Hacker News new | ask | show | jobs
by speeder 2867 days ago
Utf-16 is always 16 bit, utf-8 is variable, can go from 8 to 32 as needed...

This does make coding for utf-8 harder, but when it works is really wonderful stuff.

3 comments

UTF-16 is not always 16b/codepoint. UCS-2, its ancestor and more or less what is actually used by Windows when it talks about "Unicode", was 16b/codepoint. It turned out that 64k codepoints wasn't enough for everybody, so they increased the range and added "surrogate pairs" to UCS-2 to make UTF-16. Codepoints in UTF-16 are, therefore, either 16b/codepoint or 32b/codepoint. Many systems that adopted UCS-2 claim UTF-16 compatability but in fact allow unpaired surrogate pairs (an error in UTF-16). The necessity of encoding such invalid UTF-16 strings in UTF-8 under certain circumstances lead to the pseudo-standard known as WTF-8[0].
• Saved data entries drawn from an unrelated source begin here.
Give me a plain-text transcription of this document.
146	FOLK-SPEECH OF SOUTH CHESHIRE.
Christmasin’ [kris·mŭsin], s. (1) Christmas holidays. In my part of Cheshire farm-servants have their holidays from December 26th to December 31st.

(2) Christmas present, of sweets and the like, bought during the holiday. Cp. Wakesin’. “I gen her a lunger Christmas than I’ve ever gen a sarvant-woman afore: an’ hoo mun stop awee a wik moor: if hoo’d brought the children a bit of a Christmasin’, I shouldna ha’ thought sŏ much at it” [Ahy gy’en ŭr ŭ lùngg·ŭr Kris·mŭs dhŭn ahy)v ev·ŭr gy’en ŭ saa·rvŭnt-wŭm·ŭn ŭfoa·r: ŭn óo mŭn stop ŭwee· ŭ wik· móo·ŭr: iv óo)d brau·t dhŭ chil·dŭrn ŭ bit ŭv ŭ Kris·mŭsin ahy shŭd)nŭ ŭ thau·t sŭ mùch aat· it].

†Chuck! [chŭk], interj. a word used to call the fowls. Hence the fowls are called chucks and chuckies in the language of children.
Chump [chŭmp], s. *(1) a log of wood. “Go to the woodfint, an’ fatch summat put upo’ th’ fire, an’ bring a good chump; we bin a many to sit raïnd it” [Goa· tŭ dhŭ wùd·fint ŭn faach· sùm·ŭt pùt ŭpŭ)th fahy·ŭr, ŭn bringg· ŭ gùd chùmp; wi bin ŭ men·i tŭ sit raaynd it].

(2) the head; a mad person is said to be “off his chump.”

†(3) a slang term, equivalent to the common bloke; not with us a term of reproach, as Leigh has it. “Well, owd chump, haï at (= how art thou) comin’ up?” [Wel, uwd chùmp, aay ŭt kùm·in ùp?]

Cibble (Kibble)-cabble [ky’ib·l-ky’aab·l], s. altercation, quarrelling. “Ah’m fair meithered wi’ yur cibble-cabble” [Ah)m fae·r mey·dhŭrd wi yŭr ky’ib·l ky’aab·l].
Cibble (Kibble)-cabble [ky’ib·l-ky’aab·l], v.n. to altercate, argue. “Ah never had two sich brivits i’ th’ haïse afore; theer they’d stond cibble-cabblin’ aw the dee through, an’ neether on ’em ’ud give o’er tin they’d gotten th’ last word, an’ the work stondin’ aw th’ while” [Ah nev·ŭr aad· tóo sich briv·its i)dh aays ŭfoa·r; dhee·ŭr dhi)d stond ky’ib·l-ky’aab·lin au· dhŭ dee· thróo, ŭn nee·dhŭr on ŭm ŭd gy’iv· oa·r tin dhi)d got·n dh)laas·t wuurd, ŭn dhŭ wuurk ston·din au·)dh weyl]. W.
UTF-8 was designed (as legend has it, on the back of a napkin during a dinner break) after the increase in range and doesn't suffer from the same problem. Additionally, it's straight-forward "continuation" mechanism isn't any more difficult to deal with than surrogate pairs, and it doesn't have any endianess issues like UTF-16/UCS-2.

[0]https://simonsapin.github.io/wtf-8/

UCS-2 is always 2 octets, UTF-16 allows for so-called surrogate pairs which expands the bits available making it variable size.
Look up UCS-2 that I mentioned in my comment.